Mais ils oublient de mentionner que Trump a également clairement indiqué que si les talibans étaient responsables de quelque chose de “malveillan3t” pendant la mise en œuvre de l’accord, les États-Unis répondraient durement et sans hésitation. Biden a refusé d’ordonner une attaque massive contre les forces des talibans qui aurait arrêté leur marche vers Kaboul, donner un peu de répit au gouvernement afghan et permettre un retrait ordonné, même quand un quartier après l’autre leur tombait sous le nez.
Il a fait valoir que les talibans utiliseraient une telle attaque comme excuse pour attaquer l’Amérique, admettant ainsi qu’il refusait de dissuader les talibans et enfonçant le dernier clou dans le cercueil des chances de survie du gouvernement afghan.
Dommages énormes à l’image des États-Unis
À la dernière minute, Biden a approuvé le déploiement de milliers de soldats dans la région, dont la 82 nd Airborne Division, qui a été celle qui a lancé l’invasion de la Normandie. Sur les 6 000 soldats envoyés, 2 000 appartenaient à cette division et les autres appartenaient à d’autres unités des forces américaines. De plus, des forces de la 10 e division de montagne sont toujours déployées en Afghanistan et défendent son aéroport, ainsi que des forces spéciales, apparemment.

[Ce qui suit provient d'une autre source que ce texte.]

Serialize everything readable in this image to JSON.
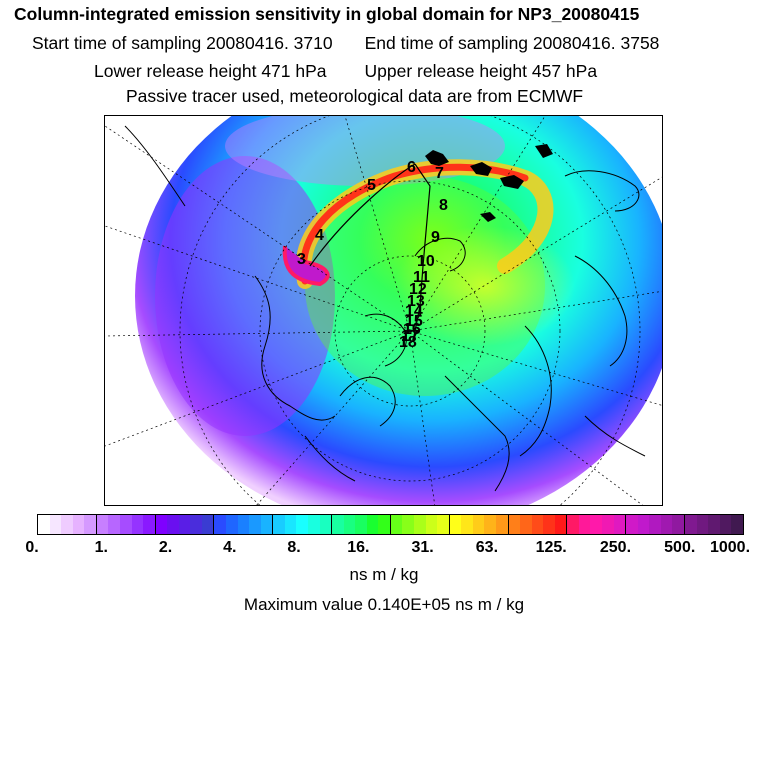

Les Britanniques ont également envoyé des centaines de soldats de leur 16 e division aéroportée. Mais aucun soldat ne peut réparer les dommages causés à l’image des États-Unis, et une séance de photos avec le Premier ministre israélien sera pleinement exploitée par la Maison Blanche.
Bennett n’a pas à jouer les infirmières
C’est pourquoi Bennett doit reporter son voyage. Bennett soutient que son gouvernement est de 10 degrés plus à droite de son prédécesseur. S’il croit qu’il représente cette approche, il ne doit pas se tenir aux côtés d’une personne qui a fait perdre tant de crédibilité à l’Amérique et a effectivement livré le Moyen-Orient à Téhéran et aux talibans sur un plateau d’argent.
Où est la planification américaine? L’Amérique est-elle redevenue « leader par l’arrière », comme Obama l’a fait en Libye, ce qui a conduit au chaos dont souffrent actuellement la Libye et la région dans son ensemble ? Si Bennett veut effacer le sourire des visages de Téhéran et du Hamas, il doit montrer à Biden qu’il n’est pas disposé à participer à cette approche. On demandera à Bennett lors de la visite s’il fait confiance à Biden, et il sera obligé de dire qu’il le fait.
Même CNN n’en veut plus!
Si Biden est attaqué par la droite et la gauche, y compris par CNN et les autres médias qui chantent ses louanges, c’est un signe qu’il est vraiment en difficulté. Bennett veut-il être celui qui restaurera sa position, lui donnant ainsi une chance de remettre le paradigme des deux États sur la table ? Bennett veut-il être immortalisé comme la personne qui a fait que le plan de paix des démocrates est redevenu une option, envoyant Israël et la coalition dans un autre tourbillon politique ?
Peut-être que Biden voudra montrer sa “réalisation” avec la question palestinienne. Peut-être obtenir une sorte de réduction de la construction d’implantation, un mouvement vers lequel Bennett se dirige déjà officieusement. Ce n’est pas le moment pour Bennett d’être perçu comme cédant à la pression américaine. Biden doit gérer ses problèmes seul. Pour Bennett, il vaudrait mieux reporter la visite.